馬鹿共は何とか逃れようと暴れるが、俺がその度にブンブンと馬鹿共を振り回すと、すぐに大人しくなった。
「おい、俺の身内に何か用か? 言いてぇ事があんなら俺が聞いてやるよ。何だっけ? 俺の靴を舐めてぇんだったか?」
「テメェ! ブルンを離しやゲブゥッ!?」
「グルツから手をはベェッ!?」
馬鹿共を解放させようとする奴らを、馬鹿共を使って蹴散らすと、数人倒れた所で他の奴は距離を取り始めた。
「おい答えろよ。俺の身内に用かって聞いてんだよ。…………何とか言えよクソガキ共が! 頭握り潰されてぇのか!?」
「ご……ごべぇん…………ぞぁい…………!」
「も、もぅ…………ゆぶじぃ…………!」
「あん? チッ! なに言ってるか解らねぇよ」
「「グペッ!?」」
俺が放り投げると、地面に落ちた馬鹿共は顔面を押さえてのたうち回り、馬鹿共の仲間達はのたうち回る馬鹿共を引き摺って逃げて行った。
「これに懲りたら二度と来んな!!」
馬鹿共を蹴散らしてから周囲を見渡すと、何組かの冒険者やチンピラが俺から目を逸らした。
実はギルドを出てからここに来るまでに、俺達に絡もうとする素振りを見せる奴らが何人かいたのだ。
奴隷だから何しても良いとか考える馬鹿共だ、救いがねぇ。奴隷の前に人間だろうが。同じ地べたに立っときながら、人を見下して良い筈がねぇ。そんな事も解らねぇのか。
だが流石に、今のを見て俺達に絡もうなんて奴は出ねぇだろう。こう言うのはキッチリ心をへし折ってやらねぇと止まらねぇからな。
「あ、兄貴! ぼ、僕達の為にありがとうございます!」
「しかし、良いんですか? 俺達を庇ってくれるのはありがたいですが、リューマ殿が冒険者達に恨まれますよ?」
「関係ねぇよ。お前達は形はどうあれ俺の身内になったんだ。お前達を侮るって事は俺が侮られているのと一緒だ。ナメた態度を取って来た奴にキッチリ落とし前をつけただけだ。…………ただなぁ、身内だからこそ、お前らがバカやった時には今の比じゃねぇぞ? 覚えとけ」
「は、はい! わかりました!」
「はい。解っています。それで、これから何処へ向かうのですか?」
「言ってなかったか、牧場だよ。あの街の外に在るやつだ。

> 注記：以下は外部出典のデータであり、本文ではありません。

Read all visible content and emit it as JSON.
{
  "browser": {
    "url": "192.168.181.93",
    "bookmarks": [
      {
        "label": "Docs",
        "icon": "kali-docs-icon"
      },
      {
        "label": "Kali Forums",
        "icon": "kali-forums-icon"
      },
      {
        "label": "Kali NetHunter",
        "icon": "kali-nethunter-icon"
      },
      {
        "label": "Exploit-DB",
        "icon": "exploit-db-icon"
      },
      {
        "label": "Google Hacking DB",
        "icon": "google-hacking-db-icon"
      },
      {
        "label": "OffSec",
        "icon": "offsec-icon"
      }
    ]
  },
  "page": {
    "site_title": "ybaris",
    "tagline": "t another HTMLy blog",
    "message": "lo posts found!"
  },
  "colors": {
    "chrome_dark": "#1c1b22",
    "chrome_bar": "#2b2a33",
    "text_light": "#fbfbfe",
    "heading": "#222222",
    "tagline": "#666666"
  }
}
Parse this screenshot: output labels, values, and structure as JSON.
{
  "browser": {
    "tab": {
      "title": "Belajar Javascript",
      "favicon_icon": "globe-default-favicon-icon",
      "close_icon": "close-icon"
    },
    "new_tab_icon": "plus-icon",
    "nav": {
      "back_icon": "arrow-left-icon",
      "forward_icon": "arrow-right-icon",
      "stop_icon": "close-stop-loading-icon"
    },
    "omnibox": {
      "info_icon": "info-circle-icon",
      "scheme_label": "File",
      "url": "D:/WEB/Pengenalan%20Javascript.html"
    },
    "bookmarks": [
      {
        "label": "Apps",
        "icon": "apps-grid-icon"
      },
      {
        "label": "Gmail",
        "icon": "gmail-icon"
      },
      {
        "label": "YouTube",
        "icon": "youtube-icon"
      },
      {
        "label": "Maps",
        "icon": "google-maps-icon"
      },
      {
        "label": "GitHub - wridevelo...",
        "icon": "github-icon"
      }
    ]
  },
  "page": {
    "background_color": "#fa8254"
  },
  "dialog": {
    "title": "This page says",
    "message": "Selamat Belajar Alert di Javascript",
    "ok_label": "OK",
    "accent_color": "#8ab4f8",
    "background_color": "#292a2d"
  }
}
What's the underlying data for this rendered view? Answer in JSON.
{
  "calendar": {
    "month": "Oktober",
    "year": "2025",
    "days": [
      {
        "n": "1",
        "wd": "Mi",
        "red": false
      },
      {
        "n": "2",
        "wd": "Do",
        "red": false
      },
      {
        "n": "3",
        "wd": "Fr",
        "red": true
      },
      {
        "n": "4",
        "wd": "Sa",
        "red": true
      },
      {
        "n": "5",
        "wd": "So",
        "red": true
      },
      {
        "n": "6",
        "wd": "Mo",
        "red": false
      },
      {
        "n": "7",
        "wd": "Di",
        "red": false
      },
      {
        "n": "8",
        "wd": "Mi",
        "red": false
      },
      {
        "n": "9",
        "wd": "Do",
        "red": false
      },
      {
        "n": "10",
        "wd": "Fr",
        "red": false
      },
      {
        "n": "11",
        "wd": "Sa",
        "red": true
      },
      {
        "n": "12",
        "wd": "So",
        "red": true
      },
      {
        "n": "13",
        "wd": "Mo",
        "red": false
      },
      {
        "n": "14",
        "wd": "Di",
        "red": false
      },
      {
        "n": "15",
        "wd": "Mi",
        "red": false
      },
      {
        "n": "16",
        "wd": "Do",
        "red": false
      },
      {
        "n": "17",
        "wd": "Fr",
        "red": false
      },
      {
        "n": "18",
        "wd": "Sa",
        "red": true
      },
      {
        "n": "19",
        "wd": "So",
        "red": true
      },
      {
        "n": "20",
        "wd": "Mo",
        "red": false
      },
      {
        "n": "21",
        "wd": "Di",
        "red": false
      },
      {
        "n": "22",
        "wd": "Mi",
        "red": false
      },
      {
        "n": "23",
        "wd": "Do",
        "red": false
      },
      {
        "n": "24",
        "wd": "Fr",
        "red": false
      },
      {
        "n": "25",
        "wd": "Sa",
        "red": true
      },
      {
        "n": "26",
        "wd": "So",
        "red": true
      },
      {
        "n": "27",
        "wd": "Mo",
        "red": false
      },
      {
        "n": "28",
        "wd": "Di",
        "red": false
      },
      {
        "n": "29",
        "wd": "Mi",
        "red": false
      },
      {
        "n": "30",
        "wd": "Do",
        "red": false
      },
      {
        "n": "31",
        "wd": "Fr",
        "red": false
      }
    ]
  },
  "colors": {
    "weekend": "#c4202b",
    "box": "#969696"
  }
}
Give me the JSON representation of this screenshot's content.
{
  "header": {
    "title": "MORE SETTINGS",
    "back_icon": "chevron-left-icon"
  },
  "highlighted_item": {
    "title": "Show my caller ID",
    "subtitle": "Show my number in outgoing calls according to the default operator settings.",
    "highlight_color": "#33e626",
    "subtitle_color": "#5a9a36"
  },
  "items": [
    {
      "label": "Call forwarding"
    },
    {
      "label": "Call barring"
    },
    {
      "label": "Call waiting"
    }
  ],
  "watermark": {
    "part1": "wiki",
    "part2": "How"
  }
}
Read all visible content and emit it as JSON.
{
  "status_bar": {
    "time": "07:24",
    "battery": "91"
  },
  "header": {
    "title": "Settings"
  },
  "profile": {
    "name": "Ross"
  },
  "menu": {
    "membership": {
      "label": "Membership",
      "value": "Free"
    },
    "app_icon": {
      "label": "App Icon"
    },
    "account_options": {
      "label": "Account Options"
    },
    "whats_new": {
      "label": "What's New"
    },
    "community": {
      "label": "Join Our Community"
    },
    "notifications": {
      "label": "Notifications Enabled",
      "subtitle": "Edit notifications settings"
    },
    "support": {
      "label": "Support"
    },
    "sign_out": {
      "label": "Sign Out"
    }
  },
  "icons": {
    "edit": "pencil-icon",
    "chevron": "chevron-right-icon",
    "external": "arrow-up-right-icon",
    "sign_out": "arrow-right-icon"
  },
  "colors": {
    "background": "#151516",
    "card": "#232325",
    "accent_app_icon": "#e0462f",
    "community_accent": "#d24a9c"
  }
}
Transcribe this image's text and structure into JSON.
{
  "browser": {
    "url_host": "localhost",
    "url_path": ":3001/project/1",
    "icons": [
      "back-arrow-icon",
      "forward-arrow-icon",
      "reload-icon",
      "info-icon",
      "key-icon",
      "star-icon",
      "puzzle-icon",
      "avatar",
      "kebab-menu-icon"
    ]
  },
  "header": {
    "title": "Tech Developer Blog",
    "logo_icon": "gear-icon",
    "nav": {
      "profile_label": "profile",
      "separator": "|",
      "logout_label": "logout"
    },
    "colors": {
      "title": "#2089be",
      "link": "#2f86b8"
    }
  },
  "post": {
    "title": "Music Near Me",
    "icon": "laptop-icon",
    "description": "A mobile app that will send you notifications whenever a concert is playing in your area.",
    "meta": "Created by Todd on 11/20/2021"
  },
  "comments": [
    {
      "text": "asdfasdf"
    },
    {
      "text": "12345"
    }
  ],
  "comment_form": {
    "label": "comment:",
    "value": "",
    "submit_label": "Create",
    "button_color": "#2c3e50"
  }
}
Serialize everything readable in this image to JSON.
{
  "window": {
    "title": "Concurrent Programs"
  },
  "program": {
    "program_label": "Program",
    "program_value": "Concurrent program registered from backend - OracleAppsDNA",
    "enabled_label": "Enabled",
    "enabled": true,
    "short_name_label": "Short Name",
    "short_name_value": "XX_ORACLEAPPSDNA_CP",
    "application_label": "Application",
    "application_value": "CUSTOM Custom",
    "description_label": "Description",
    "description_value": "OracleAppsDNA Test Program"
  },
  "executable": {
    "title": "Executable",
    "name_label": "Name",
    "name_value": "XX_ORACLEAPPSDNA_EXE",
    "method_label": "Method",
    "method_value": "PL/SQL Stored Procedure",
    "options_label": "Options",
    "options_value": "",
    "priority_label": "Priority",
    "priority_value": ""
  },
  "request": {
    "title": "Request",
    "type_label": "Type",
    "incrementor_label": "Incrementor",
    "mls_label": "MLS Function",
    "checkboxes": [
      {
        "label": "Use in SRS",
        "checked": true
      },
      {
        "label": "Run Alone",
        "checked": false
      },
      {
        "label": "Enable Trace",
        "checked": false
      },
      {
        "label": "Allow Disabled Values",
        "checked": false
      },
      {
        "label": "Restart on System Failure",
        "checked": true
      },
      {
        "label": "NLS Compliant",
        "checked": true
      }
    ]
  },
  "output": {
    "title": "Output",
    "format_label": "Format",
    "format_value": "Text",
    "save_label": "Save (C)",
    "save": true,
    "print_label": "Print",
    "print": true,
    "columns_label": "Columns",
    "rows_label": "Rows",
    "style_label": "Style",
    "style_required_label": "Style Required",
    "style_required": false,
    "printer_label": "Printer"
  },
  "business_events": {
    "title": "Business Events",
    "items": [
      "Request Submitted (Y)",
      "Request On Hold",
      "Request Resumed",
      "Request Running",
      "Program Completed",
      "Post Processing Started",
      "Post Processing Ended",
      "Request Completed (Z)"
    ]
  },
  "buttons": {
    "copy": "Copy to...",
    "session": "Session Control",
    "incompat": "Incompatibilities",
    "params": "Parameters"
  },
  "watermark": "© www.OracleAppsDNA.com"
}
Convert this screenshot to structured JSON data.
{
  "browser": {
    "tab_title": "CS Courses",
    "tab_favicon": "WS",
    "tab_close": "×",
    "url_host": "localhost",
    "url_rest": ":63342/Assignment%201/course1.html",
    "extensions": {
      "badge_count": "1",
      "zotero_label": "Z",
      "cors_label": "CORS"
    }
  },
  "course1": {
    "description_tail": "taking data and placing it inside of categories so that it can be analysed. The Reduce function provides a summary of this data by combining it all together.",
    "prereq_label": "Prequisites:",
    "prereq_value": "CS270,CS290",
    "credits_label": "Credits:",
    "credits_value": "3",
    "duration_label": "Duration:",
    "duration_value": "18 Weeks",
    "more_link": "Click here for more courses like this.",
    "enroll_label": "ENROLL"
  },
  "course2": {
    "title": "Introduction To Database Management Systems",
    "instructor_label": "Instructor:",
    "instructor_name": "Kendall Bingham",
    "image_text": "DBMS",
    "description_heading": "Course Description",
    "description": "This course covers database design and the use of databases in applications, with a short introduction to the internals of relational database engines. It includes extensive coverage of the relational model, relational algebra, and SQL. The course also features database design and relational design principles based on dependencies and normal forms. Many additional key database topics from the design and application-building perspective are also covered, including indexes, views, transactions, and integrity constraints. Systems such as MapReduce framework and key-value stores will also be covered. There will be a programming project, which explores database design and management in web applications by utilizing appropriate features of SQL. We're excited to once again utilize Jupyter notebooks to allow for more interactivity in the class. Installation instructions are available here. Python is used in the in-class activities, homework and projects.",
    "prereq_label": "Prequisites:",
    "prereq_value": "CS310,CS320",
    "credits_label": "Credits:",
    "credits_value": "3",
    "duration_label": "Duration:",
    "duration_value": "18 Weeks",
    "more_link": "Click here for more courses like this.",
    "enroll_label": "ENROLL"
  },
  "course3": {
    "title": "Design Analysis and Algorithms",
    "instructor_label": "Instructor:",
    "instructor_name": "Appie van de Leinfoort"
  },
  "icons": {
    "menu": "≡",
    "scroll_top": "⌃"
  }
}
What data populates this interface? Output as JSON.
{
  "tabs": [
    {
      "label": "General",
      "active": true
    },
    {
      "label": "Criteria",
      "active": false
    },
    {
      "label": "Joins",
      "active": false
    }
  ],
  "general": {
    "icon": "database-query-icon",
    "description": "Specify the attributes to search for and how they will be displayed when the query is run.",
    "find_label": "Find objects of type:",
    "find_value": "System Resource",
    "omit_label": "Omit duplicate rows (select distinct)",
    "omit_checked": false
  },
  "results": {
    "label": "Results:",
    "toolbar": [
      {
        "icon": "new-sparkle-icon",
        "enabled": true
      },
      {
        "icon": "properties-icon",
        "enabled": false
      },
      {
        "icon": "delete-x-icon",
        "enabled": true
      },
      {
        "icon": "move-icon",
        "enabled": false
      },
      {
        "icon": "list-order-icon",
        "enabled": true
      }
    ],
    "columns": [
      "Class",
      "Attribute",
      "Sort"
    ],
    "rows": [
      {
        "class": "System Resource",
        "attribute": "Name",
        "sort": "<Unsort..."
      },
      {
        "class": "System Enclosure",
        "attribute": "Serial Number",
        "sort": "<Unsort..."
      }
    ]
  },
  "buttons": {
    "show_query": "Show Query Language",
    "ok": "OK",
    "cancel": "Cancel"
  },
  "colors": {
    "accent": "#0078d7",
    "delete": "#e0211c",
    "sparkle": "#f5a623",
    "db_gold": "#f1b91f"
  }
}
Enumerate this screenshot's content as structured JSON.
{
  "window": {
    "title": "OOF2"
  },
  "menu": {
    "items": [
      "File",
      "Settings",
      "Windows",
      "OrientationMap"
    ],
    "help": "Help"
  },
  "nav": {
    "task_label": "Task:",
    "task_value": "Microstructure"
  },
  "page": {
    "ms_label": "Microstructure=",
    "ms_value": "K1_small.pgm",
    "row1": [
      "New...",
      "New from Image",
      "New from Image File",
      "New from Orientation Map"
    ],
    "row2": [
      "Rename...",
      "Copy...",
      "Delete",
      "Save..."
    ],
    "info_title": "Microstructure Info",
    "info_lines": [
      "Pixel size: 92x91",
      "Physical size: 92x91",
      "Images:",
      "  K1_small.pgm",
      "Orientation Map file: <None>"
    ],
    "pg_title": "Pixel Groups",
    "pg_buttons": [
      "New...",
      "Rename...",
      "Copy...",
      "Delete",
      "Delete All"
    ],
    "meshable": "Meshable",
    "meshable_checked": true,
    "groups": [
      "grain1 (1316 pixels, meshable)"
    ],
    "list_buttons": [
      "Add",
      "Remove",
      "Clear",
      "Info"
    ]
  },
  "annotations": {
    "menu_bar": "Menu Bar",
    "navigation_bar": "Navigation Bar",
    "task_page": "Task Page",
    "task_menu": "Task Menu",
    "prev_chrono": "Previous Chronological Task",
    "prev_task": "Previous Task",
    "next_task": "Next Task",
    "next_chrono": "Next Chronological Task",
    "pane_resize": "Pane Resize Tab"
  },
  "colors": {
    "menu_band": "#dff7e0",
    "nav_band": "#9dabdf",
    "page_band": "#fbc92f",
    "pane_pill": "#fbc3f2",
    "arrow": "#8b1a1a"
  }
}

遊びに来てくれと言われていたからな、ちょっと行ってみようと思ってな」
「牧場ですか、あの孤児院でもある所ですよね」
「おう、そこだ。…………っと、忘れる所だった。サゲン、子供達にも喜ばれそうな手土産って何かあるか? 俺じゃあ手土産なんて屋台メシか酒くらいしか思いつかなくてよ。子供相手なら甘い菓子なんかが一番いいと思うんだが、どうだ?」
「甘い菓子ですか。うーーん、孤児院の子供達ですからね、あまり贅沢を覚えさせるのも可哀想なんで、やっぱりクッキーなんかが良いんじゃないですかね。安い分、大量に買えますし」
なるほど。孤児院の子供達だからな。確かにあまり高い物を買って行くのも良くねぇな。良く気づいたもんだ。
「よし、なら土産はクッキーにしておくか。買う場所にあてはあるか?」
「はい。任せて下さい。良い店を紹介しますよ」
サゲンが案内してくれた店は、まさにクッキーを主に売っている店だった。俺は二人と相談しながらクッキーを大量に買い、更に追加料金を払って小分けにして貰った。
子供ってヤツは有れば有るだけ食うからな。こうして小分けにしておけば、一気に無くなる事もねぇだろう。…………まぁ、ちょっと買い過ぎた気もするが。
ラベクが抱えるクッキーの大袋を見て、俺は勢いで買い過ぎた事を少しだけ反省した。